INTRODUCTION
Ecology and safety is scientific and practical course that studies aspects of safety and ecology in interactions between organisms and their natural environment.
Purpose of the course: providing students with appropriate to modern life knowledge of hazards, emergencies, their characteristics and possible biological effects, practical risk management and protection of environment.
Objectives of the course: studying sources of environment contamination and its health effect; learning practical environmental protection and safety in emergency situations.
Subject: safety and ecology in interactions between people and their natural environment.
At completion of the reading students will have knowledge of:
- ecology and safety terms;
- characteristics of environment and its contamination;
- procedure of risk management;
- emergency management;
- provision of a first aid service;
- properties of protective equipment.
At the end of this course students will be able to:
- assess contamination of environment;
- identify potential hazards, their type, intensity, source and location;
- assess the risk of an accident, its likelihood, consequences and rating;
- apply the risk controls to improve level of industrial safety and ecology;
- use personal protective equipment and equipment to protect personnel and people from technical accidents and natural disasters.

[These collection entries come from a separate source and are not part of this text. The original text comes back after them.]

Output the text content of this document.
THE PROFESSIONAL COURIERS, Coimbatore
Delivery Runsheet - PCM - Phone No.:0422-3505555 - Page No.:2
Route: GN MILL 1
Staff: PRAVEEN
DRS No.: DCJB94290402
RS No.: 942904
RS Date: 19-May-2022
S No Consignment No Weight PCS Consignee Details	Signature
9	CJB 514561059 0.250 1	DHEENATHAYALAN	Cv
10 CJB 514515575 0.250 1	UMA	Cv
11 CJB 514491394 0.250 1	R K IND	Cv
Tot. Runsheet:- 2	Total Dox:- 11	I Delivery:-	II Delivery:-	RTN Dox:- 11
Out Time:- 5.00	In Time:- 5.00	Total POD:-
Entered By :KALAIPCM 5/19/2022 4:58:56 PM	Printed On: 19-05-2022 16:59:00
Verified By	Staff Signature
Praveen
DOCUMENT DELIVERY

Chapter 1 - THEORY OF ECOLOGY
ECOLOGY TERMS
Ecosystem (biogeocenosis): a system involving the interactions between a community and its non-living environment.

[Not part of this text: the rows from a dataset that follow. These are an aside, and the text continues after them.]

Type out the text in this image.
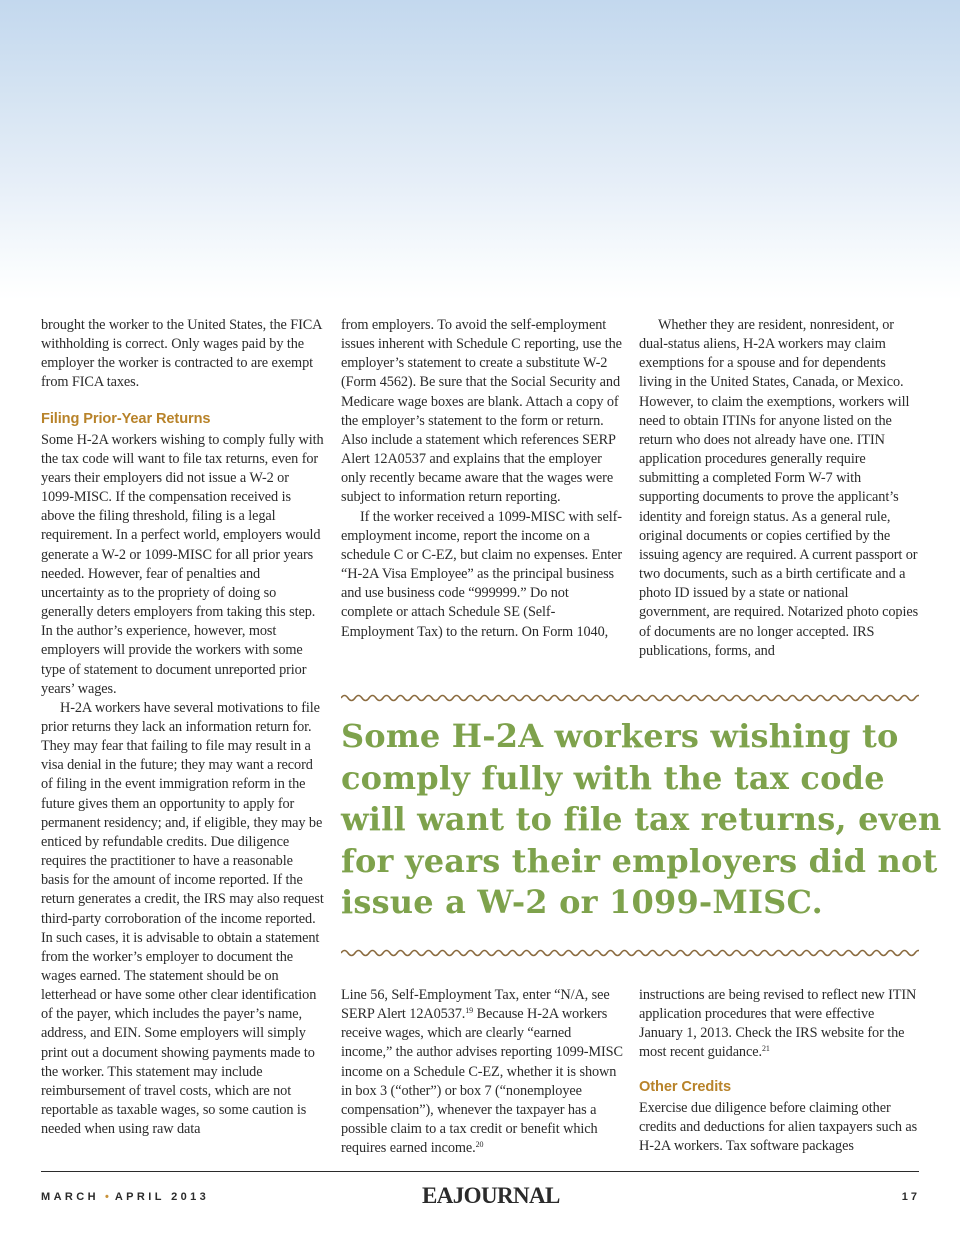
brought the worker to the United States, the FICA withholding is correct. Only wages paid by the employer the worker is contracted to are exempt from FICA taxes.

Filing Prior-Year Returns

Some H-2A workers wishing to comply fully with the tax code will want to file tax returns, even for years their employers did not issue a W-2 or 1099-MISC. If the compensation received is above the filing threshold, filing is a legal requirement. In a perfect world, employers would generate a W-2 or 1099-MISC for all prior years needed. However, fear of penalties and uncertainty as to the propriety of doing so generally deters employers from taking this step. In the author’s experience, however, most employers will provide the workers with some type of statement to document unreported prior years’ wages.

H-2A workers have several motivations to file prior returns they lack an information return for. They may fear that failing to file may result in a visa denial in the future; they may want a record of filing in the event immigration reform in the future gives them an opportunity to apply for permanent residency; and, if eligible, they may be enticed by refundable credits. Due diligence requires the practitioner to have a reasonable basis for the amount of income reported. If the return generates a credit, the IRS may also request third-party corroboration of the income reported. In such cases, it is advisable to obtain a statement from the worker’s employer to document the wages earned. The statement should be on letterhead or have some other clear identification of the payer, which includes the payer’s name, address, and EIN. Some employers will simply print out a document showing payments made to the worker. This statement may include reimbursement of travel costs, which are not reportable as taxable wages, so some caution is needed when using raw data

from employers. To avoid the self-employment issues inherent with Schedule C reporting, use the employer’s statement to create a substitute W-2 (Form 4562). Be sure that the Social Security and Medicare wage boxes are blank. Attach a copy of the employer’s statement to the form or return. Also include a statement which references SERP Alert 12A0537 and explains that the employer only recently became aware that the wages were subject to information return reporting.

If the worker received a 1099-MISC with self-employment income, report the income on a schedule C or C-EZ, but claim no expenses. Enter “H-2A Visa Employee” as the principal business and use business code “999999.” Do not complete or attach Schedule SE (Self-Employment Tax) to the return. On Form 1040,

Whether they are resident, nonresident, or dual-status aliens, H-2A workers may claim exemptions for a spouse and for dependents living in the United States, Canada, or Mexico. However, to claim the exemptions, workers will need to obtain ITINs for anyone listed on the return who does not already have one. ITIN application procedures generally require submitting a completed Form W-7 with supporting documents to prove the applicant’s identity and foreign status. As a general rule, original documents or copies certified by the issuing agency are required. A current passport or two documents, such as a birth certificate and a photo ID issued by a state or national government, are required. Notarized photo copies of documents are no longer accepted. IRS publications, forms, and

Some H-2A workers wishing to
comply fully with the tax code
will want to file tax returns, even
for years their employers did not
issue a W-2 or 1099-MISC.

Line 56, Self-Employment Tax, enter “N/A, see SERP Alert 12A0537.19 Because H-2A workers receive wages, which are clearly “earned income,” the author advises reporting 1099-MISC income on a Schedule C-EZ, whether it is shown in box 3 (“other”) or box 7 (“nonemployee compensation”), whenever the taxpayer has a possible claim to a tax credit or benefit which requires earned income.$^{20}$

instructions are being revised to reflect new ITIN application procedures that were effective January 1, 2013. Check the IRS website for the most recent guidance.$^{21}$

Other Credits

Exercise due diligence before claiming other credits and deductions for alien taxpayers such as H-2A workers. Tax software packages

MARCH • APRIL 2013	EAJOURNAL	17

Biogeocenosis includes biotope and biocenosis.
Biotope: a small area that supports its own distinctive community.
Biocenosis: a diverse community inhabiting a single biotope.
|
|
Ecological factors: any environmental condition able to produce direct or indirect effect on community and its interaction.
They are:
- abiotic – influence of non-living environment;
- biotic – action of living organisms;
- anthropogenic – man’s impact;
- technogenic – industrial impact.
ECOLOGY LAWS
Ecology axioms of Commoner:
- everything is interconnected;
- everything should get somewhere;
- nothing comes for free;
- nature knows better.
Multitude law: many occasional factors produce result, which is not assumed occasional.
Correlation law: all parts of one organism are interconnected, that’s why changes in one part cause changes in the others.
Le-Shatelie – Braun principle: if system is exposed to external factor, that takes it to imbalance, balance tends to condition reducing effect of external factor.
Law of minimum (the first law in history of ecology): living potential is limited by that environmental factor which is in minimum.
Tolerance law: adds law of minimum and asserts that both minimum and maximum of environmental factors could be limiting.
Diapason between minimum and maximum defines zone of optimum.